Tuesday, February 26, 2013

What’s next for Google Glass? Replacing your glasses altogether


glass 002
The excitement surrounding Google Glass is unlike any product since the iPad, especially when you consider that it’s most likely we’re still nearly a year away from a commercial release. The hardware is an incredible concept made real, but Google has taken every opportunity to remind everyone thatGlass as we see it now is far from its final form. A recent patent application gives us a peek into what that might look like, and if the designs are any indicator of the future you’ll likely be replacing your glasses with generation two.
The biggest complaint about Glass as it exists right now is probably the least useful, as the criticism contributes very little to the actual product.

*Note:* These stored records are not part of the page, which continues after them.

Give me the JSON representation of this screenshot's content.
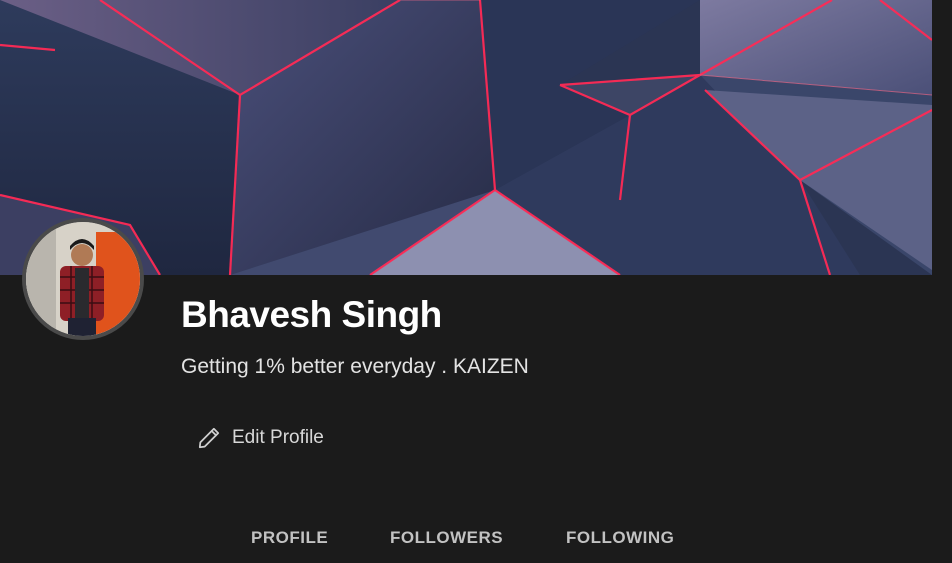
{
  "profile": {
    "name": "Bhavesh Singh",
    "bio": "Getting 1% better everyday . KAIZEN"
  },
  "actions": {
    "edit_label": "Edit Profile",
    "edit_icon": "pencil-icon"
  },
  "tabs": [
    {
      "label": "PROFILE"
    },
    {
      "label": "FOLLOWERS"
    },
    {
      "label": "FOLLOWING"
    }
  ],
  "colors": {
    "background": "#1b1b1b",
    "cover_accent": "#ff2a55",
    "text_primary": "#ffffff",
    "text_secondary": "#e3e3e3",
    "tab_text": "#c2c2c2"
  }
}
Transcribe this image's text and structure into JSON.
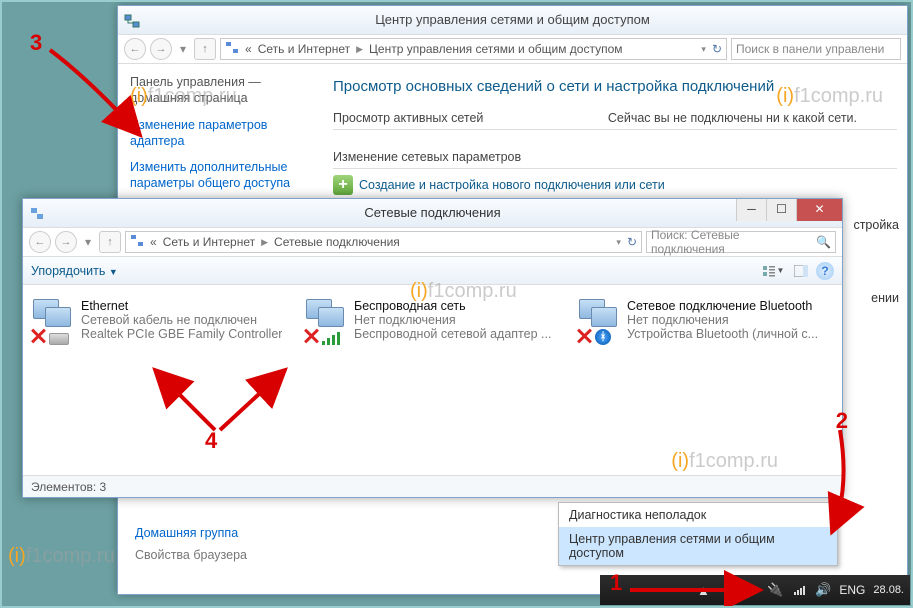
{
  "win1": {
    "title": "Центр управления сетями и общим доступом",
    "crumb1": "Сеть и Интернет",
    "crumb2": "Центр управления сетями и общим доступом",
    "search_ph": "Поиск в панели управлени",
    "side_home1": "Панель управления —",
    "side_home2": "домашняя страница",
    "side_link1a": "Изменение параметров",
    "side_link1b": "адаптера",
    "side_link2a": "Изменить дополнительные",
    "side_link2b": "параметры общего доступа",
    "main_h": "Просмотр основных сведений о сети и настройка подключений",
    "sec1_h": "Просмотр активных сетей",
    "sec1_txt": "Сейчас вы не подключены ни к какой сети.",
    "sec2_h": "Изменение сетевых параметров",
    "sec2_link": "Создание и настройка нового подключения или сети",
    "right_word": "стройка",
    "right_word2": "ении",
    "bottom1": "Домашняя группа",
    "bottom2": "Свойства браузера"
  },
  "win2": {
    "title": "Сетевые подключения",
    "crumb1": "Сеть и Интернет",
    "crumb2": "Сетевые подключения",
    "search_ph": "Поиск: Сетевые подключения",
    "sort_label": "Упорядочить",
    "conns": [
      {
        "name": "Ethernet",
        "s1": "Сетевой кабель не подключен",
        "s2": "Realtek PCIe GBE Family Controller"
      },
      {
        "name": "Беспроводная сеть",
        "s1": "Нет подключения",
        "s2": "Беспроводной сетевой адаптер ..."
      },
      {
        "name": "Сетевое подключение Bluetooth",
        "s1": "Нет подключения",
        "s2": "Устройства Bluetooth (личной с..."
      }
    ],
    "status": "Элементов: 3"
  },
  "ctx": {
    "row1": "Диагностика неполадок",
    "row2": "Центр управления сетями и общим доступом"
  },
  "tray": {
    "lang": "ENG",
    "date": "28.08."
  },
  "anno": {
    "n1": "1",
    "n2": "2",
    "n3": "3",
    "n4": "4"
  },
  "wm": "f1comp.ru"
}
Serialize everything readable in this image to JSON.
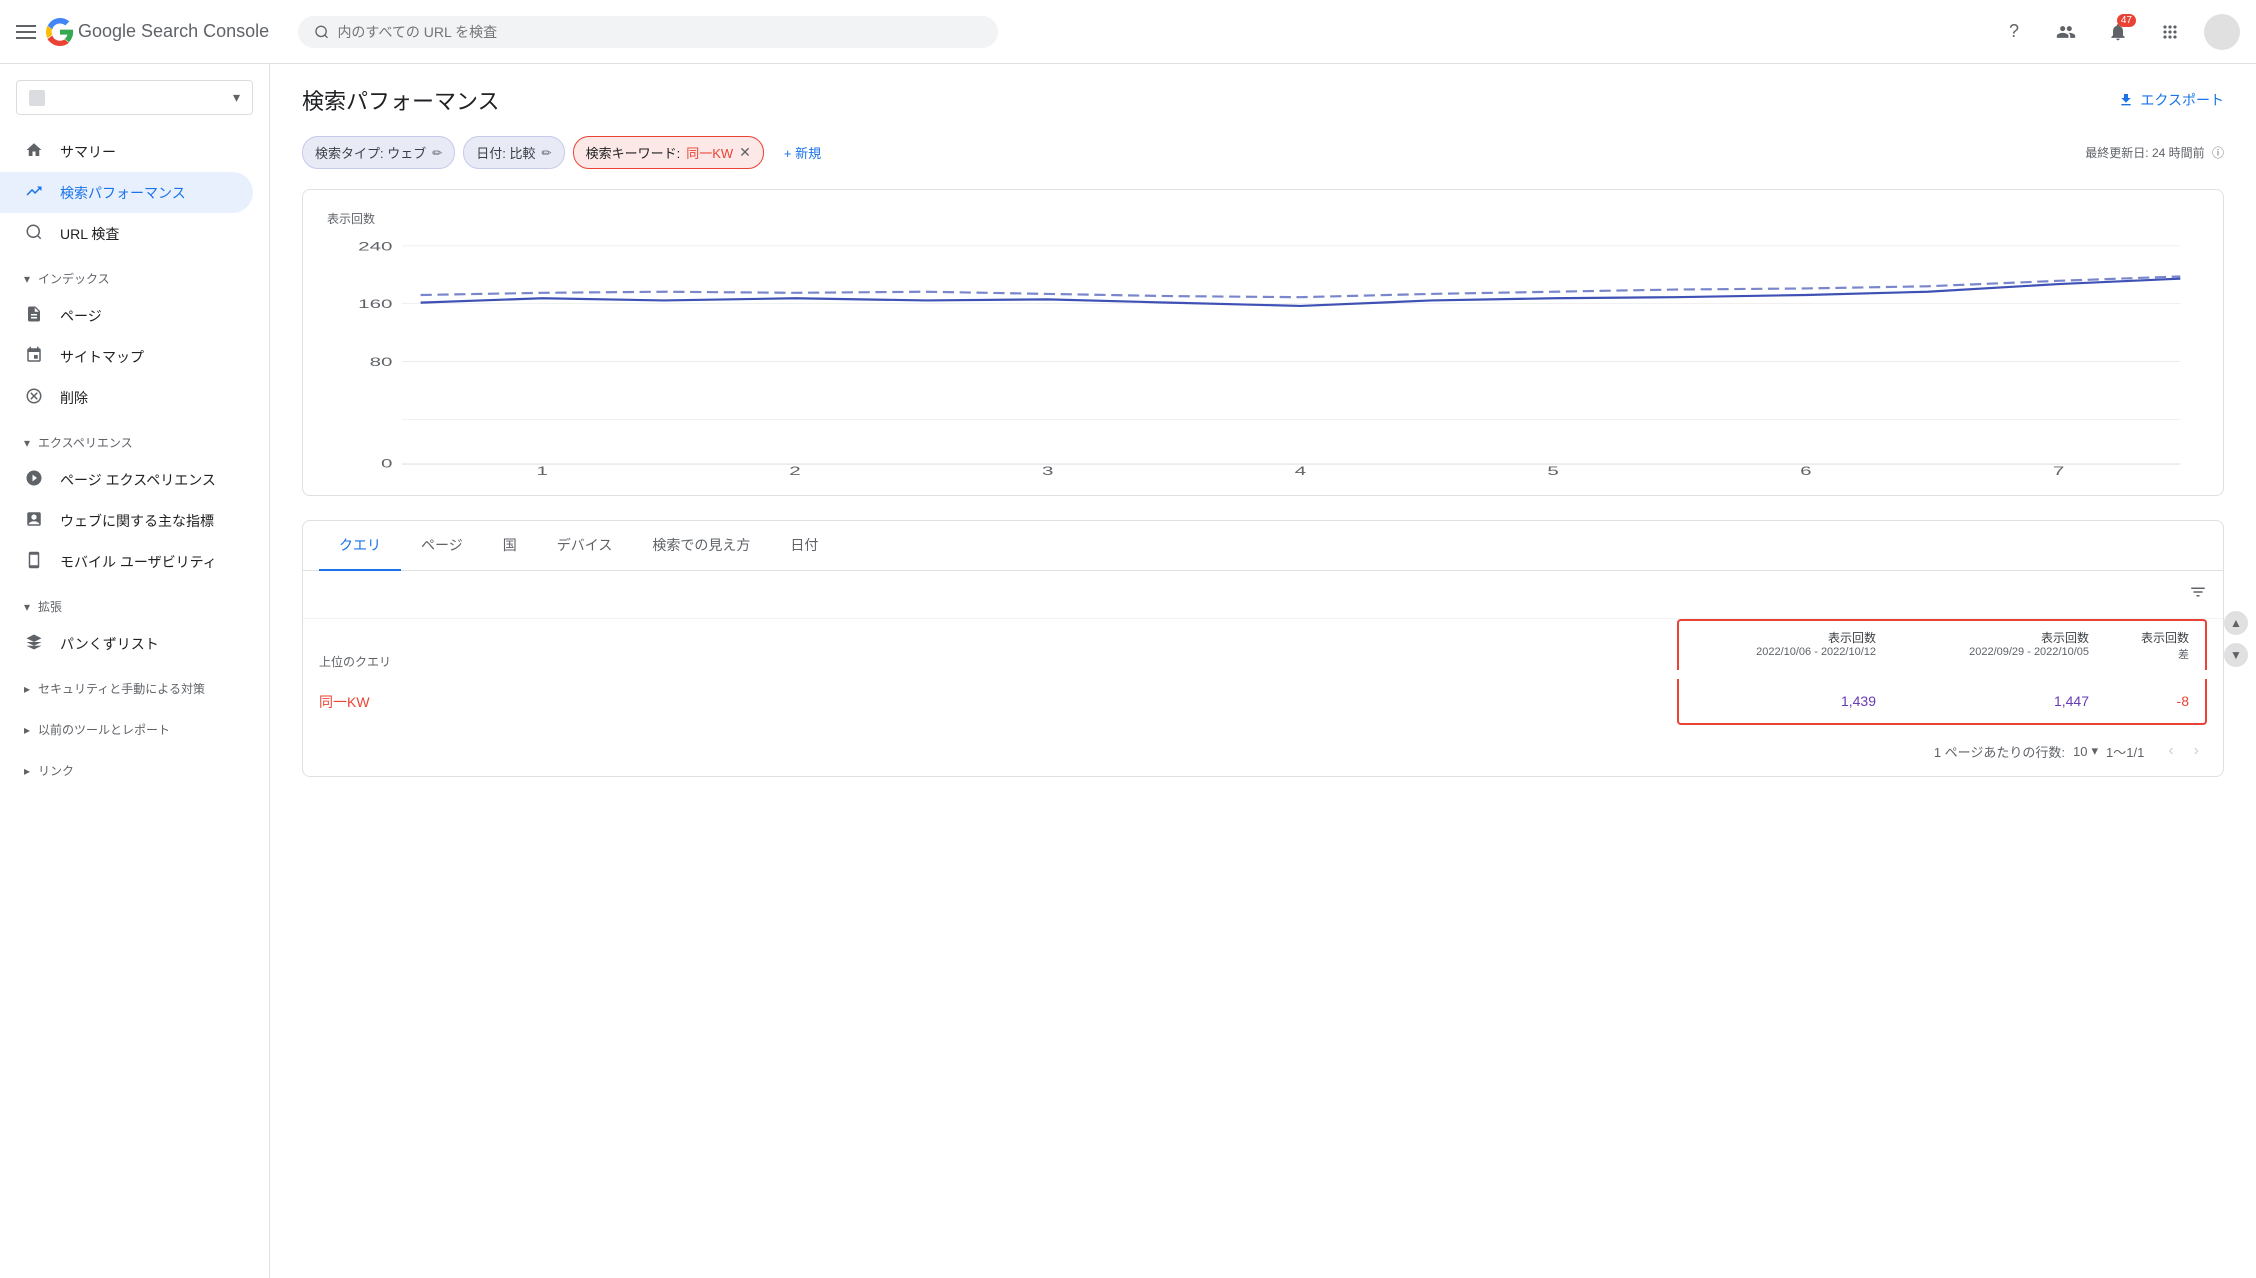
{
  "app": {
    "name": "Google Search Console"
  },
  "topbar": {
    "search_placeholder": "内のすべての URL を検査",
    "notification_count": "47",
    "icons": {
      "help": "?",
      "people": "👤",
      "grid": "⋮⋮⋮"
    }
  },
  "sidebar": {
    "property": {
      "name": ""
    },
    "nav_items": [
      {
        "id": "summary",
        "label": "サマリー",
        "icon": "🏠",
        "active": false
      },
      {
        "id": "search-performance",
        "label": "検索パフォーマンス",
        "icon": "📈",
        "active": true
      },
      {
        "id": "url-inspection",
        "label": "URL 検査",
        "icon": "🔍",
        "active": false
      }
    ],
    "sections": [
      {
        "id": "index",
        "label": "インデックス",
        "items": [
          {
            "id": "pages",
            "label": "ページ",
            "icon": "📄"
          },
          {
            "id": "sitemap",
            "label": "サイトマップ",
            "icon": "🗂"
          },
          {
            "id": "removal",
            "label": "削除",
            "icon": "🚫"
          }
        ]
      },
      {
        "id": "experience",
        "label": "エクスペリエンス",
        "items": [
          {
            "id": "page-experience",
            "label": "ページ エクスペリエンス",
            "icon": "⭐"
          },
          {
            "id": "web-vitals",
            "label": "ウェブに関する主な指標",
            "icon": "📊"
          },
          {
            "id": "mobile-usability",
            "label": "モバイル ユーザビリティ",
            "icon": "📱"
          }
        ]
      },
      {
        "id": "extensions",
        "label": "拡張",
        "items": [
          {
            "id": "breadcrumbs",
            "label": "パンくずリスト",
            "icon": "🔷"
          }
        ]
      },
      {
        "id": "security",
        "label": "セキュリティと手動による対策",
        "items": []
      },
      {
        "id": "legacy",
        "label": "以前のツールとレポート",
        "items": []
      },
      {
        "id": "links",
        "label": "リンク",
        "items": []
      }
    ]
  },
  "page": {
    "title": "検索パフォーマンス",
    "export_label": "エクスポート",
    "last_updated": "最終更新日: 24 時間前"
  },
  "filters": {
    "chips": [
      {
        "id": "search-type",
        "label": "検索タイプ: ウェブ",
        "editable": true,
        "removable": false
      },
      {
        "id": "date",
        "label": "日付: 比較",
        "editable": true,
        "removable": false
      },
      {
        "id": "keyword",
        "label": "検索キーワード: 同一KW",
        "editable": false,
        "removable": true,
        "highlight": true
      }
    ],
    "new_label": "+ 新規"
  },
  "chart": {
    "y_label": "表示回数",
    "y_max": 240,
    "y_ticks": [
      240,
      160,
      80,
      0
    ],
    "x_ticks": [
      1,
      2,
      3,
      4,
      5,
      6,
      7
    ],
    "line1_color": "#3f51b5",
    "line2_color": "#9c27b0"
  },
  "tabs": [
    {
      "id": "query",
      "label": "クエリ",
      "active": true
    },
    {
      "id": "page",
      "label": "ページ",
      "active": false
    },
    {
      "id": "country",
      "label": "国",
      "active": false
    },
    {
      "id": "device",
      "label": "デバイス",
      "active": false
    },
    {
      "id": "search-appearance",
      "label": "検索での見え方",
      "active": false
    },
    {
      "id": "date",
      "label": "日付",
      "active": false
    }
  ],
  "table": {
    "top_queries_label": "上位のクエリ",
    "columns": [
      {
        "id": "impressions1",
        "label": "表示回数",
        "date_range": "2022/10/06 - 2022/10/12"
      },
      {
        "id": "impressions2",
        "label": "表示回数",
        "date_range": "2022/09/29 - 2022/10/05"
      },
      {
        "id": "diff",
        "label": "表示回数",
        "sublabel": "差"
      }
    ],
    "rows": [
      {
        "query": "同一KW",
        "impressions1": "1,439",
        "impressions2": "1,447",
        "diff": "-8",
        "highlighted": true
      }
    ],
    "pagination": {
      "rows_per_page_label": "1 ページあたりの行数:",
      "rows_per_page": "10",
      "page_range": "1〜1/1"
    }
  }
}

Many potential future users are concerned about how the slight plastic bulge on the one side of your head would look, especially with the metallic band across the head. There’s been a few mentions of a design adjustment that allows the wearable computer to be somehow clipped onto regular glasses, but the details regarding this have been sparse. So far all of the Googlers seen wearing Glass in public have been wearing them in the “stock” configuration, though several have made mention to Glass needing to be fitted to their head. The design for this first generation of Glass supports a quick glance at available data, but there’s still plenty of reasons to take it off when you’re not using it. Google clearly wants to offer no reasons for you to remove Glass, which is why it is likely that generation two will be all about replacing your glasses altogether.
Google Glass - diagram
Replacing your glasses isn’t nearly as easy as it sounds. You can’t just inject Glass into a pair of prescription lenses and send someone on their way. The way the information Google presents is displayed on the screen, even in direct sunlight, relies on the projected image being caught by your eye at just the right angle. Glass isn’t projected straight into your eye for a variety of reasons, and the headband included with the current iteration is there to make sure you are able to see the display even while jogging.

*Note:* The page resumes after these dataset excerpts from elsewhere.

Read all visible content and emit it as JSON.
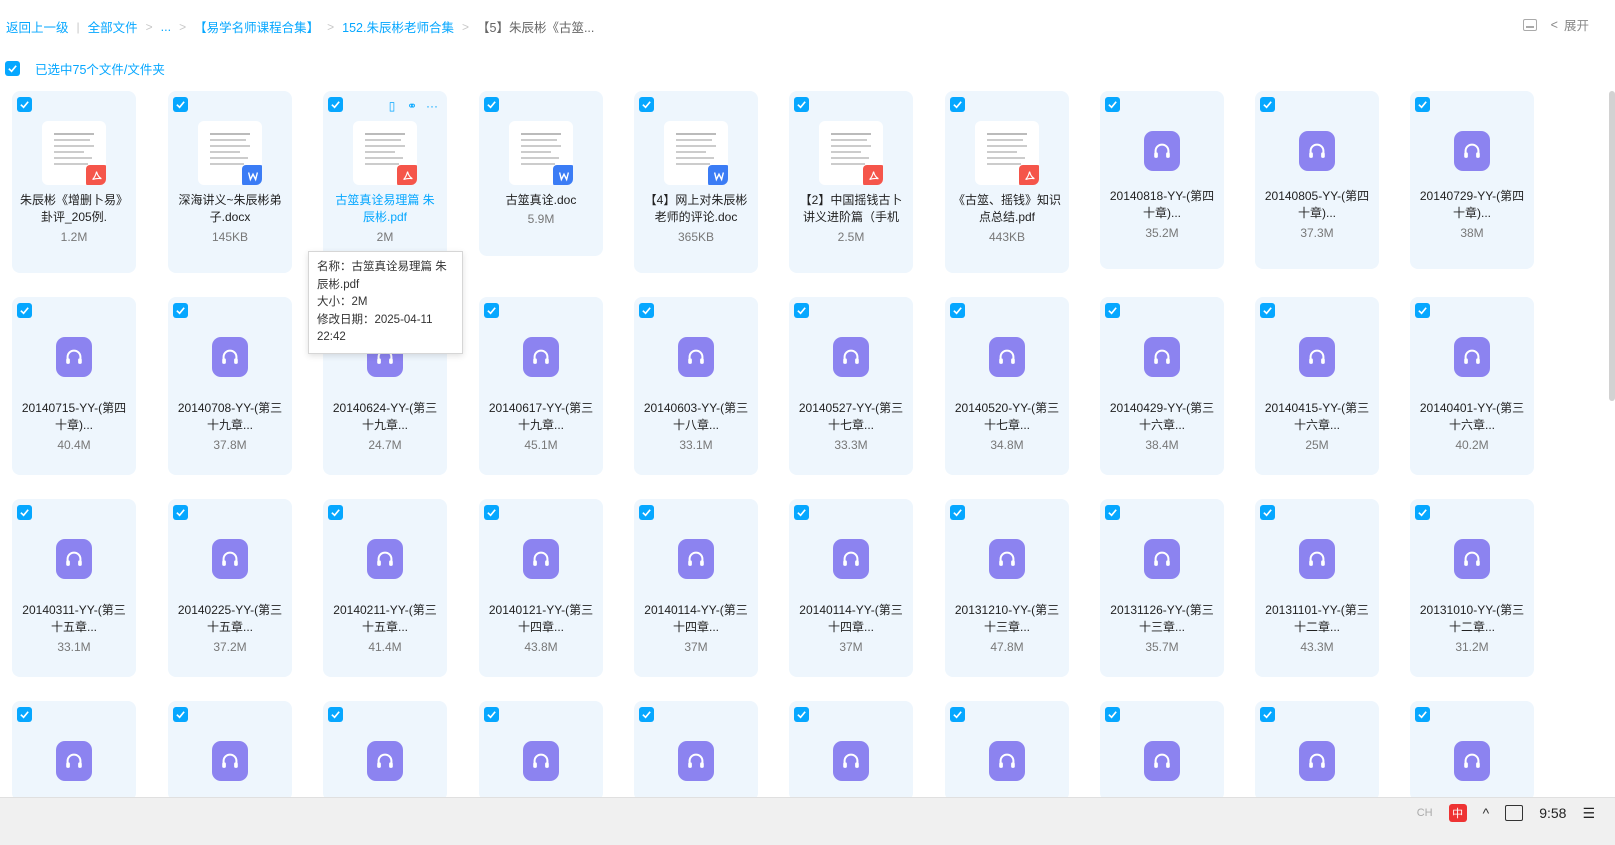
{
  "breadcrumb": {
    "back": "返回上一级",
    "all_files": "全部文件",
    "ellipsis": "...",
    "folder1": "【易学名师课程合集】",
    "folder2": "152.朱辰彬老师合集",
    "current": "【5】朱辰彬《古筮..."
  },
  "top_right": {
    "expand": "展开"
  },
  "selection": {
    "text": "已选中75个文件/文件夹"
  },
  "files": [
    {
      "name": "朱辰彬《增删卜易》卦评_205例.",
      "size": "1.2M",
      "kind": "pdf"
    },
    {
      "name": "深海讲义~朱辰彬弟子.docx",
      "size": "145KB",
      "kind": "word"
    },
    {
      "name": "古筮真诠易理篇 朱辰彬.pdf",
      "size": "2M",
      "kind": "pdf"
    },
    {
      "name": "古筮真诠.doc",
      "size": "5.9M",
      "kind": "word"
    },
    {
      "name": "【4】网上对朱辰彬老师的评论.doc",
      "size": "365KB",
      "kind": "word"
    },
    {
      "name": "【2】中国摇钱古卜讲义进阶篇（手机",
      "size": "2.5M",
      "kind": "pdf"
    },
    {
      "name": "《古筮、摇钱》知识点总结.pdf",
      "size": "443KB",
      "kind": "pdf"
    },
    {
      "name": "20140818-YY-(第四十章)...",
      "size": "35.2M",
      "kind": "audio"
    },
    {
      "name": "20140805-YY-(第四十章)...",
      "size": "37.3M",
      "kind": "audio"
    },
    {
      "name": "20140729-YY-(第四十章)...",
      "size": "38M",
      "kind": "audio"
    },
    {
      "name": "20140715-YY-(第四十章)...",
      "size": "40.4M",
      "kind": "audio"
    },
    {
      "name": "20140708-YY-(第三十九章...",
      "size": "37.8M",
      "kind": "audio"
    },
    {
      "name": "20140624-YY-(第三十九章...",
      "size": "24.7M",
      "kind": "audio"
    },
    {
      "name": "20140617-YY-(第三十九章...",
      "size": "45.1M",
      "kind": "audio"
    },
    {
      "name": "20140603-YY-(第三十八章...",
      "size": "33.1M",
      "kind": "audio"
    },
    {
      "name": "20140527-YY-(第三十七章...",
      "size": "33.3M",
      "kind": "audio"
    },
    {
      "name": "20140520-YY-(第三十七章...",
      "size": "34.8M",
      "kind": "audio"
    },
    {
      "name": "20140429-YY-(第三十六章...",
      "size": "38.4M",
      "kind": "audio"
    },
    {
      "name": "20140415-YY-(第三十六章...",
      "size": "25M",
      "kind": "audio"
    },
    {
      "name": "20140401-YY-(第三十六章...",
      "size": "40.2M",
      "kind": "audio"
    },
    {
      "name": "20140311-YY-(第三十五章...",
      "size": "33.1M",
      "kind": "audio"
    },
    {
      "name": "20140225-YY-(第三十五章...",
      "size": "37.2M",
      "kind": "audio"
    },
    {
      "name": "20140211-YY-(第三十五章...",
      "size": "41.4M",
      "kind": "audio"
    },
    {
      "name": "20140121-YY-(第三十四章...",
      "size": "43.8M",
      "kind": "audio"
    },
    {
      "name": "20140114-YY-(第三十四章...",
      "size": "37M",
      "kind": "audio"
    },
    {
      "name": "20140114-YY-(第三十四章...",
      "size": "37M",
      "kind": "audio"
    },
    {
      "name": "20131210-YY-(第三十三章...",
      "size": "47.8M",
      "kind": "audio"
    },
    {
      "name": "20131126-YY-(第三十三章...",
      "size": "35.7M",
      "kind": "audio"
    },
    {
      "name": "20131101-YY-(第三十二章...",
      "size": "43.3M",
      "kind": "audio"
    },
    {
      "name": "20131010-YY-(第三十二章...",
      "size": "31.2M",
      "kind": "audio"
    },
    {
      "name": "",
      "size": "",
      "kind": "audio"
    },
    {
      "name": "",
      "size": "",
      "kind": "audio"
    },
    {
      "name": "",
      "size": "",
      "kind": "audio"
    },
    {
      "name": "",
      "size": "",
      "kind": "audio"
    },
    {
      "name": "",
      "size": "",
      "kind": "audio"
    },
    {
      "name": "",
      "size": "",
      "kind": "audio"
    },
    {
      "name": "",
      "size": "",
      "kind": "audio"
    },
    {
      "name": "",
      "size": "",
      "kind": "audio"
    },
    {
      "name": "",
      "size": "",
      "kind": "audio"
    },
    {
      "name": "",
      "size": "",
      "kind": "audio"
    }
  ],
  "tooltip": {
    "name": "名称：古筮真诠易理篇 朱辰彬.pdf",
    "size": "大小：2M",
    "date": "修改日期：2025-04-11 22:42"
  },
  "taskbar": {
    "lang": "CH",
    "ime": "中",
    "time": "9:58"
  },
  "colors": {
    "accent": "#06a7ff",
    "audio": "#8c83f0",
    "pdf": "#f5554a",
    "word": "#3b7cf5",
    "tile": "#eef6fd"
  }
}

Prescription frame are often sold to fit as many heads as possible, and more often than not the user adjusts their frames a couple dozen times a day. Glass won’t work particularly well if you’ve got to push your frames back onto the bridge of your nose every half hour through the day, so the glasses have to be specially designed to stay on your head without changing the look and feel users are already accustomed to.
As explained in a breakdown by Patent Bolt, Google’s recently awarded patent for a binocular wearable computer addresses the concerns raised in trying to fit a computer into a “regular” pair of glasses and still have them fully serve both purposes. The design includes a pair of mechanical actuators across the nose bridge, as well as a flexing design in the arms to provide holding force wherever its necessary. This design seem to be geared towards making sure the glasses don’t move around on your head at all, which is what is needed in order for the displays to do their job. Since you’ve got glasses, there’s now two different displays worth of real estate to work with.
You can’t really display two different objects on two different displays so close to your eyes, but you can display two different parts of the same image and let the brain stitch them together. This process is mechanically similar to how the Oculus Rift uses displays to create the immersive feel generated when you put their goggles on. The biggest difference here would be the kind of information displayed.
It’s a little early to be looking forward to Google releasing a sequel to a product that is still months and months from being on the shelves, but it is clear that Google has plans to continue evolving Glass just like they have been promising from the beginning. As we continue to blur the lines between what seems like science fiction and reality, wearable computers will grow to be an increasingly important part of how wee interact with the digital world.